自然界の階層性と数理モデル構築の可能性
出典: フリー百科事典『ウィキペディア(Wikipedia)』 (2022/04/04 00:48 UTC 版)
「数理モデル」の記事における「自然界の階層性と数理モデル構築の可能性」の解説
一般に物理学では、ミクロな世界の第一原理法則にしたがって相互作用する粒子がシステムの時間発展を決めていると考えられている。ところが、その仮定から考えれば明らかではないことに、自然界には物理的なスケールの違う階層からなる階層構造があり、それぞれの階層においてなんらかの秩序が見られることが知られている(素粒子、原子、分子、高分子、固体、流体、細胞、組織、器官、群れ、社会、習慣、流行、伝染、生態系、地形、天候、惑星系、銀河、銀河団、宇宙、など)。
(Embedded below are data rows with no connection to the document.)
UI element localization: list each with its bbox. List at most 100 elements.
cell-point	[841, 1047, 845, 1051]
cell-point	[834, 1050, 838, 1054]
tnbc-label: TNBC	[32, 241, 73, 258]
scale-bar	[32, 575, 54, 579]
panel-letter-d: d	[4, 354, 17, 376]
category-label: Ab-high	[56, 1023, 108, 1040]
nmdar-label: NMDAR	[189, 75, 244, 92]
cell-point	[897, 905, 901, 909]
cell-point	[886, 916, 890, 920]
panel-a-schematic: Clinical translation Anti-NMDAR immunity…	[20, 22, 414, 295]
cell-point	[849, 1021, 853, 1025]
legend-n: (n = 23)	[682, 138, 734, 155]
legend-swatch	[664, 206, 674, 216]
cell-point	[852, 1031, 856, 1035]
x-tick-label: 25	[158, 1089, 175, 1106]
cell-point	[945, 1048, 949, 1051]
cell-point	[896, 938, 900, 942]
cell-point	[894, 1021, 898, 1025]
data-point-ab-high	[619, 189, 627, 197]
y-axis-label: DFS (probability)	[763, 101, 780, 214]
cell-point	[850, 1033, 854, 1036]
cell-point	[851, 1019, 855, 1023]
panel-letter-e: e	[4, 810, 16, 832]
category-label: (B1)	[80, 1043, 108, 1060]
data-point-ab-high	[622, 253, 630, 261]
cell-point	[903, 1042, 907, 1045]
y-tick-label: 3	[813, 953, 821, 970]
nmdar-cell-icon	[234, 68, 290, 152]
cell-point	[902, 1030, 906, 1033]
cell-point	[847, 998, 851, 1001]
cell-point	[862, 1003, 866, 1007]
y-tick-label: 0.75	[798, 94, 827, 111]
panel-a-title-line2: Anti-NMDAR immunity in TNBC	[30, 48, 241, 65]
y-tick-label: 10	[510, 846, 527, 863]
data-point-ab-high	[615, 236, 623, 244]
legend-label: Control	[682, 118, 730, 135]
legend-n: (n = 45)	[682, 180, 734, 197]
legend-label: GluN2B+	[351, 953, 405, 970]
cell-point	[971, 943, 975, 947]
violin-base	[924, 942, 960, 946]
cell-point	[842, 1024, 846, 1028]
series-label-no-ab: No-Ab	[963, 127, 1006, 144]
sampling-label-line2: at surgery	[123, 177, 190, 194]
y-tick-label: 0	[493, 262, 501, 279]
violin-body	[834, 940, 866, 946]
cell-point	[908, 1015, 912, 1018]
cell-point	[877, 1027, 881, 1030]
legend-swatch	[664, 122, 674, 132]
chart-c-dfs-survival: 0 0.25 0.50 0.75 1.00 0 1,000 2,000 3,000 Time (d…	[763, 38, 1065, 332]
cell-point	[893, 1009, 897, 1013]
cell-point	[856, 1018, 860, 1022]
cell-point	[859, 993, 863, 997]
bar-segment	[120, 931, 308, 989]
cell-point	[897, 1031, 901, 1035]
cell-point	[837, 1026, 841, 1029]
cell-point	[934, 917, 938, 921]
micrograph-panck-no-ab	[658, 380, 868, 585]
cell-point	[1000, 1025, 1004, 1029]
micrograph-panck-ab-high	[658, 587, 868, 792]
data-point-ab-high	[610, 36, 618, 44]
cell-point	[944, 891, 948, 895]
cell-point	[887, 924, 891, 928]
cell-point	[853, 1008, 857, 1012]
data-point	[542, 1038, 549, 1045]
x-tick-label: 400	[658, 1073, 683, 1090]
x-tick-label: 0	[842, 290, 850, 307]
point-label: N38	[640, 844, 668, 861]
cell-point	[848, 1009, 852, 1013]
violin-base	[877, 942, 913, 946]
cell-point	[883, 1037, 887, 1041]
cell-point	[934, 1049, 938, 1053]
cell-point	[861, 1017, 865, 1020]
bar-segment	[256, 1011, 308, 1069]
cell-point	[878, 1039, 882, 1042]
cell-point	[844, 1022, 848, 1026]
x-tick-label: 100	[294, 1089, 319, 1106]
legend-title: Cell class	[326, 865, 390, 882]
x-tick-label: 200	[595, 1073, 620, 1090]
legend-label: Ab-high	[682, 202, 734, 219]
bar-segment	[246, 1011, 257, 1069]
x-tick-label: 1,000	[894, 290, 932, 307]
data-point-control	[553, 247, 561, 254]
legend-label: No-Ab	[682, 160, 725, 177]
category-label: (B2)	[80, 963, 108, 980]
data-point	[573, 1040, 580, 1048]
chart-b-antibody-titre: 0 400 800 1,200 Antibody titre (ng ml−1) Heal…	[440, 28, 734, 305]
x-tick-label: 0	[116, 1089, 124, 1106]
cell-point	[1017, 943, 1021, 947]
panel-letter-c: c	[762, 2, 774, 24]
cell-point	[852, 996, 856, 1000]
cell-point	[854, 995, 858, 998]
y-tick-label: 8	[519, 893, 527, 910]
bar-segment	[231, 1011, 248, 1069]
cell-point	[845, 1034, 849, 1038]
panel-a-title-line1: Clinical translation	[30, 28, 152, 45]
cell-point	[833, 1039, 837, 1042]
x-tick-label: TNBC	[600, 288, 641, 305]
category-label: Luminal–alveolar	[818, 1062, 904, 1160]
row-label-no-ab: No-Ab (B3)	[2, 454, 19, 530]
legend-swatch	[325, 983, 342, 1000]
そもそも、われわれ人間のような、外界に対する認識や解釈を行う知的能力を持った生物がいるということが世界がある程度の法則性を持つことの証拠である。そこで、一般に特定の階層に注目し、そこになりたつ普遍的な法則を推定しようという試みがなされる。数理モデルを構築するには必然的にシステムを目的のスケールにおいてよく記述するマクロな変数の導入が必要となる。 数理モデルに導入されるそういった変数の数は少なければ少ないほどより単純でシンプルな現象への理解へと導くという観点から、大成功していると思われるのは、熱力学、流体を記述するナビエ-ストークス方程式、物性論における平均場近似などがある。 また、一つ下の階層における法則が知られている場合には、それを構成要素として組み立てたモデルがよく作られ、さらにその下位の階層における構造は捨象する(例えば、気体分子運動論、電気回路、ニューラルネットワークなど)。しかし、生体や社会のように対象が複雑で、階層間の法則の分離の様子が自明でない場合や、スケールが一つ下の要素を考えるだけで要素数の多さやその多様性などにより変数が爆発的に多くなってしまうものとなれば、適切な変数の設定やモデル化ができるかどうかはもとより、人間に理解できる程度に単純で普遍的な現象論の存在を仮定することは議論がわかれるところである。